Thursday, November 5, 2009

Helicopter Parents




I’ll admit it. I am one. I raised three children and I tried to make their lives as happy and trouble-free as I could. Because I’m a good mother and I only wanted the best for them. I didn’t want them to suffer from bullies, mean authority figures, social events they weren't invited to, bad grades they occasionally made, sporting teams they didn’t make, all those traumatic events that characterized so much of my trouble-laden early life.

I just wanted my children to be happy.

And guess what? They’re not. As young adults, they worry about everything. They fret over every little bump in the road of life they encounter.

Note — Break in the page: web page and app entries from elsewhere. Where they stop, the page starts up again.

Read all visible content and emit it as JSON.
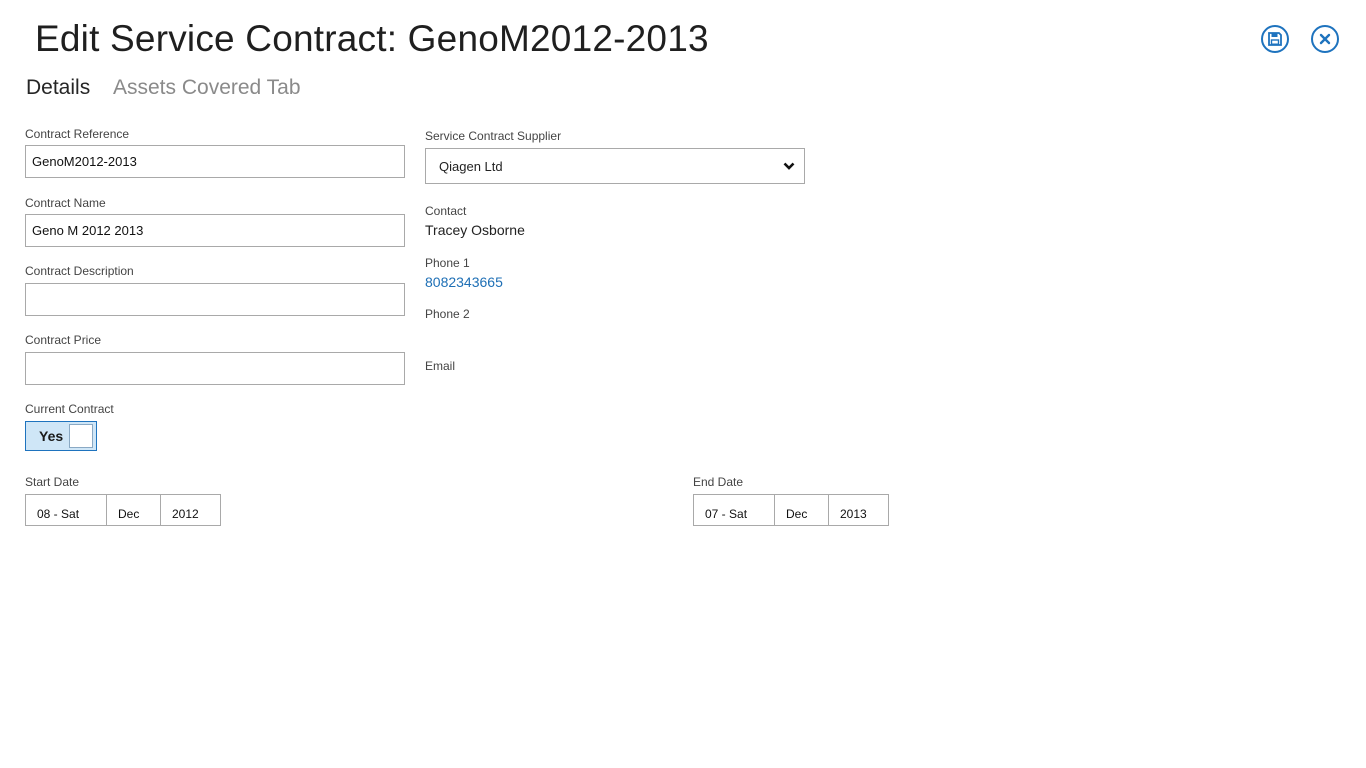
{
  "header": {
    "title": "Edit Service Contract: GenoM2012-2013",
    "save_icon": "save-icon",
    "close_icon": "close-icon",
    "accent_color": "#1e73be"
  },
  "tabs": [
    {
      "label": "Details",
      "active": true
    },
    {
      "label": "Assets Covered Tab",
      "active": false
    }
  ],
  "form": {
    "contract_reference": {
      "label": "Contract Reference",
      "value": "GenoM2012-2013"
    },
    "contract_name": {
      "label": "Contract Name",
      "value": "Geno M 2012 2013"
    },
    "contract_description": {
      "label": "Contract Description",
      "value": ""
    },
    "contract_price": {
      "label": "Contract Price",
      "value": ""
    },
    "current_contract": {
      "label": "Current Contract",
      "value": "Yes"
    },
    "supplier": {
      "label": "Service Contract Supplier",
      "value": "Qiagen Ltd"
    },
    "contact": {
      "label": "Contact",
      "value": "Tracey Osborne"
    },
    "phone1": {
      "label": "Phone 1",
      "value": "8082343665"
    },
    "phone2": {
      "label": "Phone 2",
      "value": ""
    },
    "email": {
      "label": "Email",
      "value": ""
    },
    "start_date": {
      "label": "Start Date",
      "day": "08 - Sat",
      "month": "Dec",
      "year": "2012"
    },
    "end_date": {
      "label": "End Date",
      "day": "07 - Sat",
      "month": "Dec",
      "year": "2013"
    }
  }
}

A boss who treats one of them unfairly is a “psychopath.” A boyfriend or girlfriend who doesn’t return their affection can cause a month-long depression. A job that one performs diligently is suddenly eliminated in a down economy – how fair is that?

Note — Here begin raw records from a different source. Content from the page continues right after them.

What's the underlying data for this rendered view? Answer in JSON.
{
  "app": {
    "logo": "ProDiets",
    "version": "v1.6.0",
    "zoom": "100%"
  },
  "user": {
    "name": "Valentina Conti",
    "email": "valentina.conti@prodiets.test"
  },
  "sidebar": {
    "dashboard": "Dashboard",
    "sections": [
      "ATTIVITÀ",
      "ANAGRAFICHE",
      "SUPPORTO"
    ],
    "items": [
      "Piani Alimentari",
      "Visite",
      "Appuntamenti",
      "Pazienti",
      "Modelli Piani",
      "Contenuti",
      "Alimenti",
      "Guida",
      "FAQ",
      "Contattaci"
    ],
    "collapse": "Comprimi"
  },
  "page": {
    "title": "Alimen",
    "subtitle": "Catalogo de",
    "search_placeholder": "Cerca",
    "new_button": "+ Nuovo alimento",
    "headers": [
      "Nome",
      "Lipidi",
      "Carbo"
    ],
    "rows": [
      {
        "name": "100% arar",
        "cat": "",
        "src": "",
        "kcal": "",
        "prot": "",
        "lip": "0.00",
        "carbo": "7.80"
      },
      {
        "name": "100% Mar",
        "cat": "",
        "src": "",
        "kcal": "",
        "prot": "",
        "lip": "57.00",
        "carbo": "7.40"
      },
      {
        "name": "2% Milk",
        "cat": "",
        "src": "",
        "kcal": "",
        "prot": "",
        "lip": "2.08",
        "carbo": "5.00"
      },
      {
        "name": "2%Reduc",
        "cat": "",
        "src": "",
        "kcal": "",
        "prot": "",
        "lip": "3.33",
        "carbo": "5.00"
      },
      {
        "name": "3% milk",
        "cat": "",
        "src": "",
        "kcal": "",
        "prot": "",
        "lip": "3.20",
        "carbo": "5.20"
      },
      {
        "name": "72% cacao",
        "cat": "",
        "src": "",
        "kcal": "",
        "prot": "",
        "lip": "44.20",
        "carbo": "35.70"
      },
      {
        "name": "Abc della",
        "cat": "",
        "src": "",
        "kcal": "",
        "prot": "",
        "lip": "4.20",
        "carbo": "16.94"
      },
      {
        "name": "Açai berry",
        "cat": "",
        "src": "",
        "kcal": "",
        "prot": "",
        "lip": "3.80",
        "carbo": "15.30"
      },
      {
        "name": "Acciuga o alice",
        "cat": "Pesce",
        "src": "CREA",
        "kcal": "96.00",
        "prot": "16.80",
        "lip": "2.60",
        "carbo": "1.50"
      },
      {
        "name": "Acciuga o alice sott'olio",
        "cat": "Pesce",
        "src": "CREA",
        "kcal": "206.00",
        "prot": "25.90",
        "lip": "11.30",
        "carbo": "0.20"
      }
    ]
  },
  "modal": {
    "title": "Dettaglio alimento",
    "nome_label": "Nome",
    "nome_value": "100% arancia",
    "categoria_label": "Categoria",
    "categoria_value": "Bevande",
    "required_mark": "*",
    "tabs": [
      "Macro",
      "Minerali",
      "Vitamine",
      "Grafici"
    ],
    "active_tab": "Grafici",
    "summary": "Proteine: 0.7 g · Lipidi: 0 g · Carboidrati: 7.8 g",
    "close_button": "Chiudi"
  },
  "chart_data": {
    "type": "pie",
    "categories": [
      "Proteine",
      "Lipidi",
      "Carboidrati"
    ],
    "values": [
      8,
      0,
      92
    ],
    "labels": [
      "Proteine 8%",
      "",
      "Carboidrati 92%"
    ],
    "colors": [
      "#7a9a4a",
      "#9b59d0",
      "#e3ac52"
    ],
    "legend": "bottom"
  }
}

The answer, of course, is it’s not fair. Because life isn’t fair. My generation knew that. So why did we raise our children to believe that it is?

My husband recently read an article about administrators who are seeing waves of ill-prepared children entering college, children who’ve never made a bad grade in school, or been cut from a sports team, or had to arrange their own social calendar, much less done their own laundry or kept a check book. Children who’ve been protected from failure all their lives and so have come to expect that life is fair.

When I was a girl, I didn’t get a new bicycle just because everyone else on the street got one. If I made a bad grade in school, my parents didn’t call the teacher and request I be allowed to retake the test because I might not get into the right college. On the few occasions when they attended one of my basketball games, they didn’t call the coach afterwards to see what I could do to get more court time.

I learned that sometimes things work out and sometimes life sucks. I learned that failure means picking yourself up, trying a little harder next time, and going on.

And, hopefully, my children will learn that, too. Eventually. Once I stop hovering.